L'éthologie, les recherches, les études scientifiques, les neurosciences et, oserait-je dire, beaucoup de bon sens et de recul, permettent aujourd'hui d'établir la façon dont nos chiens apprennent et appréhendent leur environnement (dont nous, les humains, faisons partie). Nous connaissons les besoins inhérents à leur espèce, leurs émotions, les conséquences qui mèneront à la répétition ou à l'extinction d'un comportement, et tout cela ne pourra qu'évoluer car nous n'avons pas encore terminé d'en apprendre sur eux ...
Mon approche du chien est moderne et bienveillante, tout simplement. Elle implique de l'observation, de l'écoute et surtout une bonne dose de remise en question, en fonction des chiens avec lesquels je vis ou de ce ceux avec lesquels je travaille.
J'exclus l'utilisation du terme "éducation positive" ou "méthodes positives", pour les mêmes raisons que celles qui me motivent à combattre les vieux mythes : c'est erroné. Au-delà d'une image qui ne reflète pas le sérieux de notre métier, parler d'"éducation positive" ne traduit pas, dans la pratique (et dans la vraie vie) les principes fondamentaux de notre travail. Qu'est-ce qui, selon vous, favorise les comportements inappropriés, ceux qui nous font souvent dire "mais on lui cède tout !" ? Hmmm ? C'est la réponse systématique que l'on donnera à la demande, même si l'individu s'est "mal conduit". Timo, 6 ans, a obtenu le jouet qu'il avait réclamé avec force, après avoir été irrespectueux envers les clients et la vendeuse ... parce que sa maman voulait "la paix" ... Qu'a-t-il appris finalement, le petit Timo ? "Je peux avoir tout ce que je veux et comme je veux". CQFD.
Je reviens au chien : un professionnel du comportement et de l'éducation canine va, certes, renforcer les comportements appropriés, mais il va également apprendre au chien qu'il ne pourra obtenir ce qu'il veut que si le comportement est approprié. Tu veux continuer la balade et dire bonjour aux copains ? Je t'apprends à être plus calme, à attendre, tout simplement, au lieu de continuer à me faire traîner telle un musher. On voit bien ici que je ne peux pas toujours être "positive" et répondre systématiquement à la demande de Poopy. Parce que Poopy, il va grandir et bientôt peser dans les 45 kilos ... Et qui va dire après que "les méthodes positives, ça marche pas" ? Mes clients, bien sûr, et ils auront raison.

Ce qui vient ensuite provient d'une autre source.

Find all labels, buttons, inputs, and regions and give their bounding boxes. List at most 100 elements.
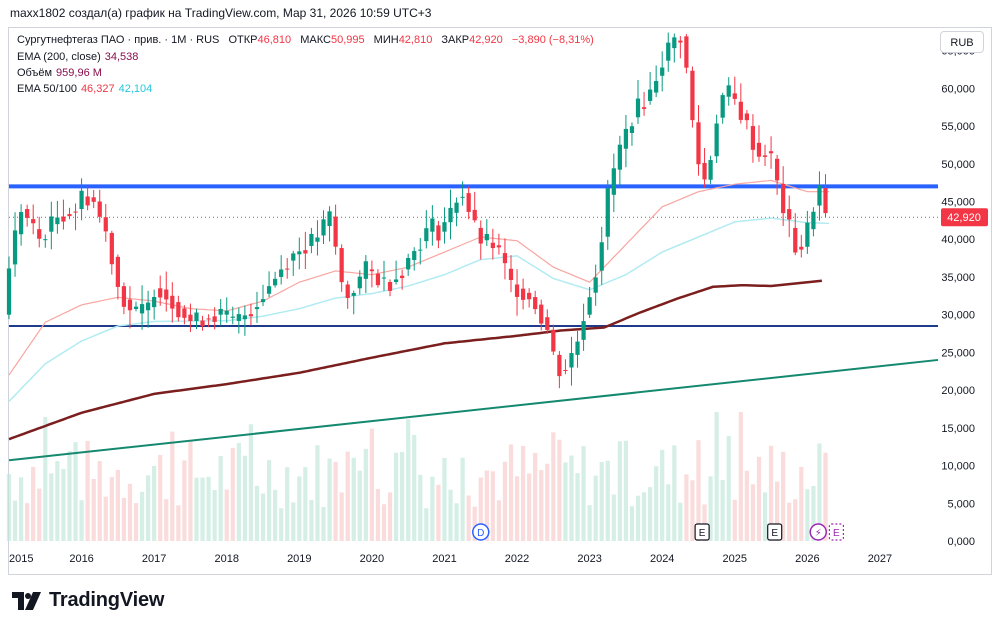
legend-price-row: Сургутнефтегаз ПАО · прив. · 1M · RUS ОТ… [17, 34, 594, 46]
candle-body [61, 216, 66, 222]
volume-bar [708, 476, 713, 541]
candle-body [496, 245, 502, 248]
earnings-marker [828, 523, 844, 541]
currency-button[interactable]: RUB [940, 31, 984, 53]
volume-bar [454, 503, 459, 541]
candle-body [363, 261, 368, 279]
volume-bar [133, 503, 139, 541]
candle-body [744, 113, 749, 121]
candle-body [799, 246, 804, 250]
volume-bar [43, 416, 48, 541]
x-tick-label: 2027 [868, 553, 892, 565]
candle-body [448, 207, 453, 223]
volume-bar [575, 473, 580, 541]
volume-bar [623, 440, 629, 541]
candle-body [164, 289, 169, 300]
volume-bar [25, 503, 30, 541]
volume-bar [502, 461, 508, 541]
candle-body [472, 209, 477, 221]
volume-bar [823, 452, 828, 541]
candle-body [297, 251, 302, 255]
candle-body [787, 209, 792, 220]
candle-body [333, 216, 338, 247]
candle-body [811, 211, 816, 230]
volume-bar [357, 470, 362, 541]
x-tick-label: 2017 [142, 553, 166, 565]
volume-bar [152, 465, 157, 541]
candle-body [139, 304, 145, 314]
y-tick-label: 25,000 [941, 347, 975, 359]
volume-bar [647, 487, 653, 541]
candle-body [369, 269, 375, 272]
volume-bar [581, 446, 586, 541]
ema200-line [8, 279, 823, 441]
candle-body [508, 268, 514, 281]
candle-body [684, 36, 689, 68]
candle-body [357, 276, 362, 289]
volume-bar [654, 466, 659, 541]
volume-bar [672, 445, 677, 541]
candle-body [91, 197, 96, 202]
earnings-marker-label: E [833, 528, 840, 539]
candle-body [484, 233, 489, 241]
candle-body [236, 314, 241, 321]
candle-body [133, 306, 139, 310]
volume-bar [490, 471, 495, 541]
candle-body [714, 123, 719, 157]
candle-body [31, 219, 36, 224]
last-price-tag [941, 208, 988, 227]
candle-body [315, 237, 320, 242]
candle-body [605, 188, 610, 237]
volume-bar [514, 476, 520, 541]
candle-body [823, 187, 828, 214]
candle-body [200, 320, 205, 327]
volume-bar [176, 505, 181, 541]
volume-bar [212, 490, 217, 541]
volume-bar [520, 445, 526, 541]
candle-body [563, 370, 568, 371]
volume-bar [97, 461, 102, 541]
x-tick-label: 2025 [723, 553, 747, 565]
volume-bar [557, 439, 562, 541]
candle-body [127, 299, 133, 311]
volume-bar [466, 495, 471, 541]
legend-low: 42,810 [398, 34, 433, 46]
candle-body [206, 318, 211, 320]
volume-bar [666, 484, 671, 541]
y-tick-label: 35,000 [941, 272, 975, 284]
candle-body [775, 158, 780, 181]
candle-body [539, 304, 544, 324]
legend-ema200-row: EMA (200, close) 34,538 [17, 51, 138, 63]
candle-body [145, 302, 151, 311]
volume-bar [587, 505, 592, 541]
volume-bar [79, 500, 84, 541]
volume-bar [273, 489, 278, 541]
candle-body [224, 310, 229, 315]
candle-body [635, 98, 641, 118]
candle-body [406, 257, 411, 270]
volume-bar [297, 476, 302, 541]
earnings-marker-label: E [699, 528, 706, 539]
candle-body [454, 202, 459, 213]
tradingview-logo[interactable]: TradingView [12, 589, 164, 612]
volume-bar [678, 502, 683, 541]
volume-bar [448, 489, 453, 541]
volume-bar [248, 424, 254, 541]
candle-body [303, 250, 308, 254]
legend-ema100-value: 42,104 [118, 83, 153, 95]
candle-body [170, 295, 175, 309]
volume-bar [200, 477, 205, 541]
x-tick-label: 2016 [69, 553, 93, 565]
volume-bar [381, 504, 387, 541]
candle-body [654, 80, 659, 93]
y-tick-label: 5,000 [947, 498, 975, 510]
candle-body [641, 107, 647, 109]
x-tick-label: 2018 [214, 553, 238, 565]
candle-body [768, 151, 774, 154]
volume-bar [158, 454, 163, 541]
y-tick-label: 50,000 [941, 159, 975, 171]
candle-body [25, 209, 30, 218]
volume-bar [714, 412, 719, 541]
x-tick-label: 2021 [432, 553, 456, 565]
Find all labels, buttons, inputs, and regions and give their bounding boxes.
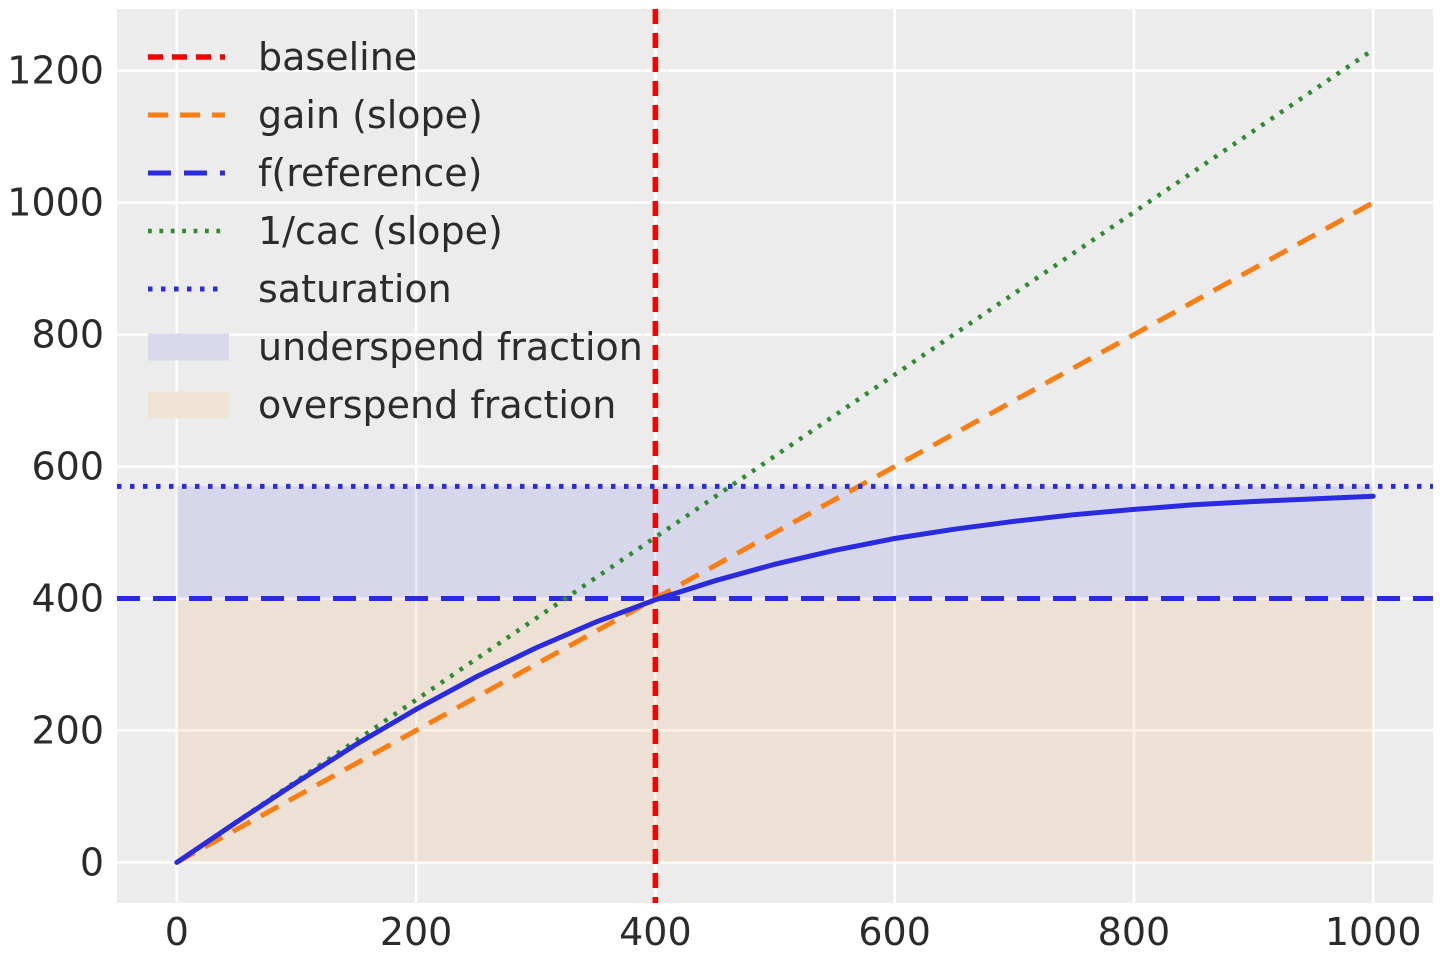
legend-item-overspend: overspend fraction — [148, 383, 616, 427]
legend-label: f(reference) — [258, 151, 482, 195]
y-tick-label-800: 800 — [31, 313, 104, 357]
legend-label: gain (slope) — [258, 93, 483, 137]
legend-item-saturation: saturation — [148, 267, 452, 311]
legend-item-cac: 1/cac (slope) — [148, 209, 503, 253]
legend-label: overspend fraction — [258, 383, 616, 427]
series-response — [174, 493, 1376, 865]
series-gain — [175, 200, 1375, 865]
legend-label: underspend fraction — [258, 325, 643, 369]
x-tick-label-400: 400 — [619, 910, 692, 954]
x-tick-label-0: 0 — [165, 910, 189, 954]
legend-item-freference: f(reference) — [148, 151, 482, 195]
x-tick-label-600: 600 — [858, 910, 931, 954]
x-tick-label-1000: 1000 — [1325, 910, 1422, 954]
y-tick-label-400: 400 — [31, 576, 104, 620]
y-tick-label-1200: 1200 — [7, 49, 104, 93]
legend-label: 1/cac (slope) — [258, 209, 503, 253]
legend-swatch-patch — [148, 391, 229, 419]
legend-label: baseline — [258, 35, 417, 79]
y-tick-label-0: 0 — [80, 840, 104, 884]
legend-item-gain: gain (slope) — [148, 93, 483, 137]
x-tick-label-200: 200 — [380, 910, 453, 954]
y-tick-label-1000: 1000 — [7, 181, 104, 225]
grid — [117, 9, 1433, 903]
y-axis: 0 200 400 600 800 1000 1200 — [7, 49, 104, 885]
y-tick-label-600: 600 — [31, 445, 104, 489]
legend-item-baseline: baseline — [148, 35, 417, 79]
series-cac — [175, 47, 1375, 865]
fill-overspend — [176, 598, 1374, 863]
legend: baseline gain (slope) f(reference) 1/cac (s… — [148, 35, 643, 427]
plot-area — [117, 9, 1433, 903]
legend-swatch-patch — [148, 333, 229, 361]
x-tick-label-800: 800 — [1098, 910, 1171, 954]
x-axis: 0 200 400 600 800 1000 — [165, 910, 1422, 954]
y-tick-label-200: 200 — [31, 708, 104, 752]
legend-item-underspend: underspend fraction — [148, 325, 643, 369]
legend-label: saturation — [258, 267, 452, 311]
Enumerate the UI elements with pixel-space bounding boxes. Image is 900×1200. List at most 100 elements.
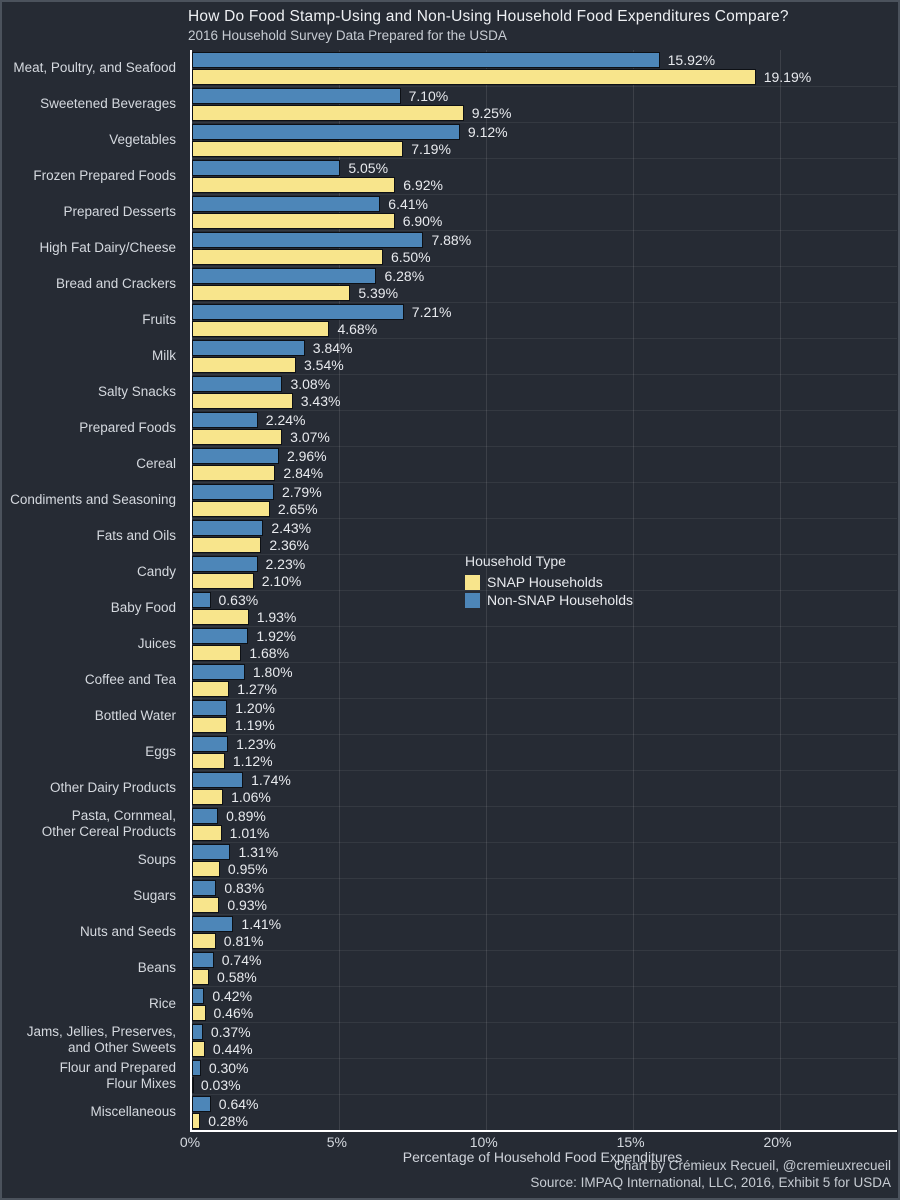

Je n'ai pas la prétention de révolutionner quoi que ce soit, ni de donner des leçons de vie et encore moins de chercher à être populaire. Je tiens juste à rester dans la ligne droite que j'ai choisie depuis le départ, celle de la pédagogie, de la connaissance, du respect et de l'humilité. Bon nombre de personnes m'ont fait confiance et ont constaté le bien-fondé du travail que nous avons fait ensemble, pour leur chien. Rien n'est acquis définitivement et il faut avoir conscience que vivre en harmonie les uns avec les autres ne se fait pas sans effort ni remise en question. Et nous en avons tous la capacité, je veux le croire.